Psychologist learned life lessons in fields

McALLEN — As a boy, Orlando Rodriguez’s father taught him some of life’s biggest lessons in the tomato fields.

As he grew up, those lessons helped lead him to a doctorate degree in psychology, Rodriguez said.

Now, he runs a private practice after teaching psychology for 12 years.

When he was about 10, Rodriguez’s father took the family into the tomato fields to learn about hard work.

“I can remember picking tomatoes,” Rodriguez said. “He took us in the summer to teach us how difficult it was in the sun and heat.”

At the time, his father was also teaching him to play the accordion, the instrument whose melodies resonate in Mexican-American working-class genres such as Tejano music.

Years later, Rodriguez was playing with the legendary Tejano singer Jessy Serrata.

“It brought in a little bit of income,” Rodriguez said with a chuckle.

After he graduated from Mercedes High School in 1995, he enrolled in Pan American University in Edinburg, where he studied for two semesters before leaving college.

“I went because my friends were going,” Rodriguez recalled. “But I really wasn’t that interested.”

But when he took a job at a restaurant, he remembered his father’s lessons.
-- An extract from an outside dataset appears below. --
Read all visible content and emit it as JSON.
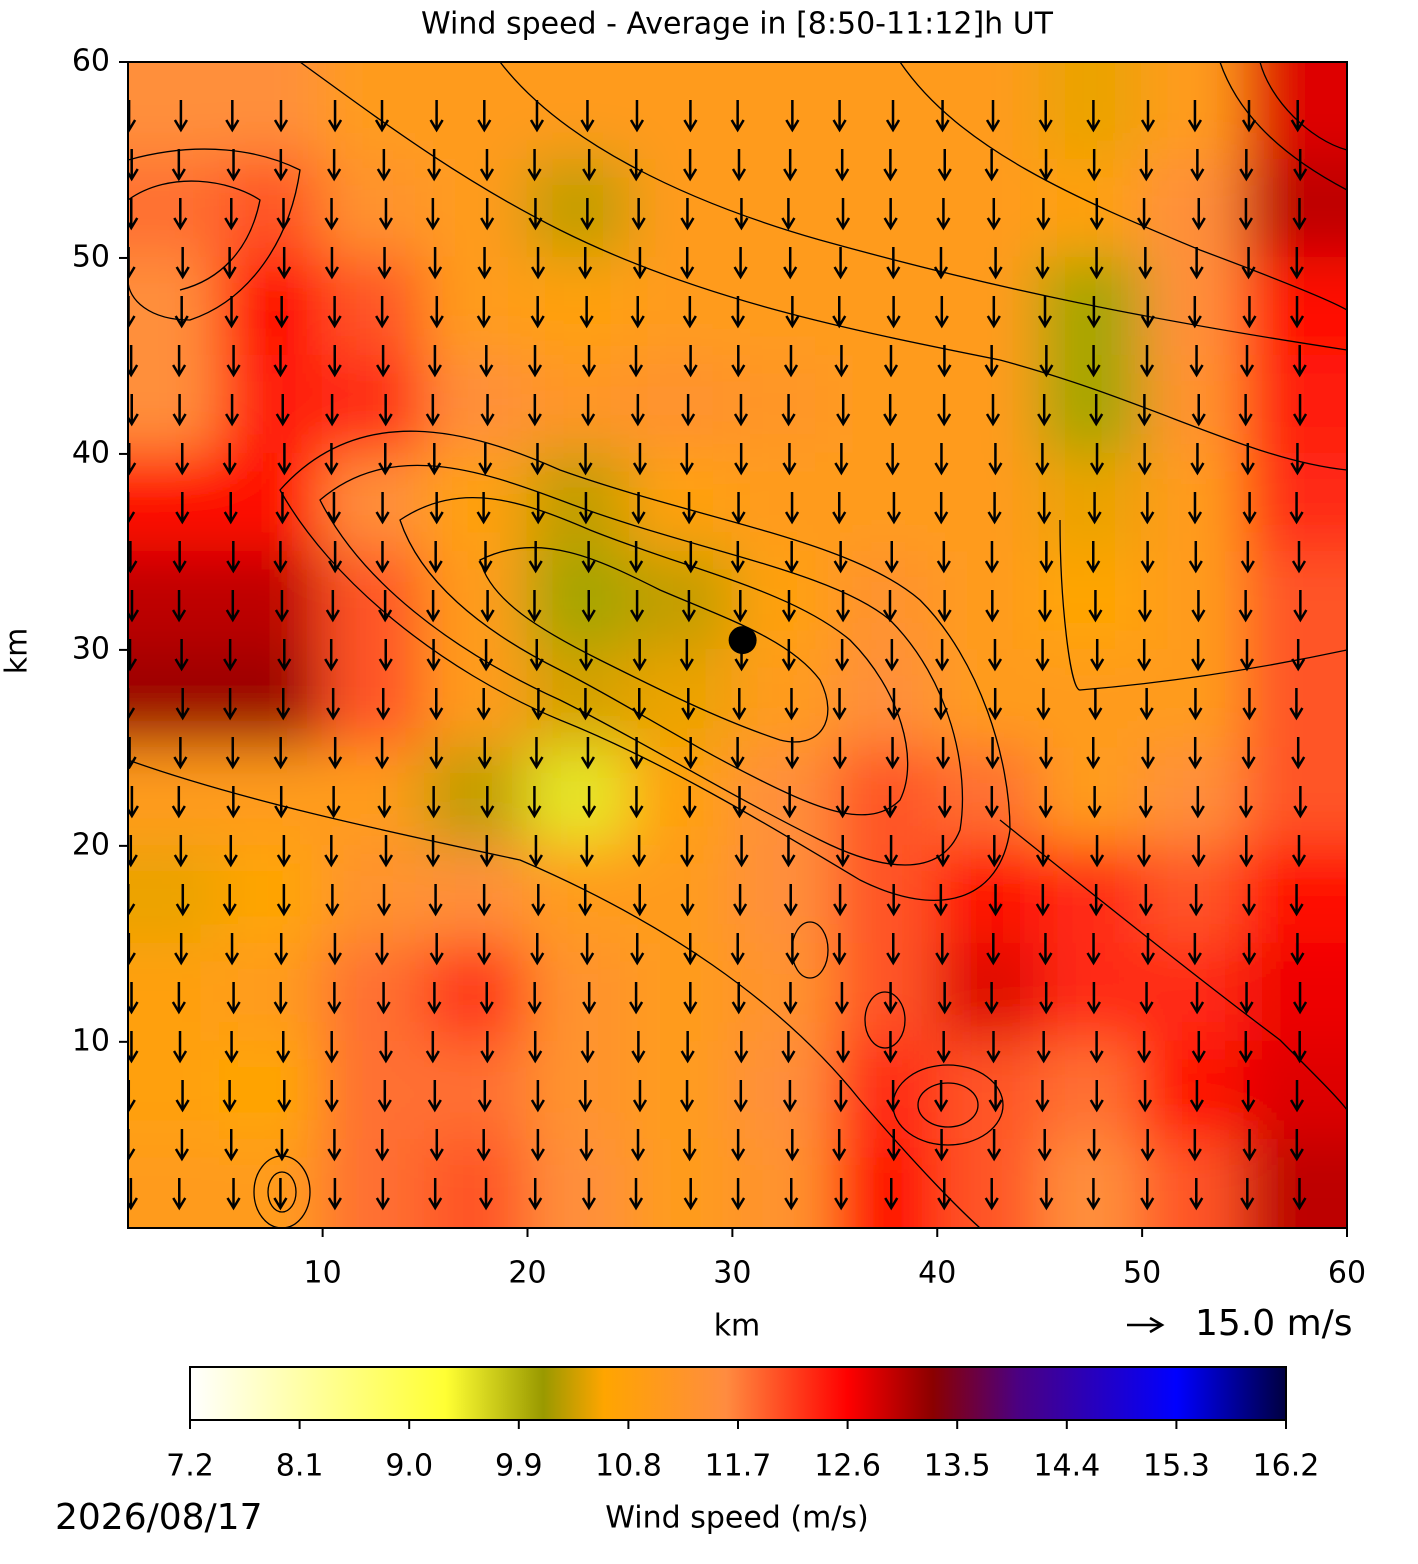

“I was working in the kitchen — in the heat — and I had a realization that I should make use of my intelligence and make something of myself,” Rodriguez said.

So he went back to college.

This time, he picked psychology as his major.

“I had an interest in the topic — the concepts,” Rodriguez said. “I wanted to help those who had mental health issues.”

In 2003, he graduated with a bachelor’s degree in psychology from Pan American University before earning his master’s degree in clinical psychology in 2005.

Soon, he was licensed as a clinical psychologist, teaching at South Texas College in McAllen.

In 2012, after five years of study, he received his doctorate degree in psychology from Walden University, based in Minneapolis, Minn.

Today, he runs RDZ Psychological Clinic in Mission.

“It was a long journey,” Rodriguez said.

Now, Rodriguez believes his journey can teach others about the importance of following a career path.

“Be consistent in what you have an interest in and work hard at it,” he said. “Don’t give up on your dreams.”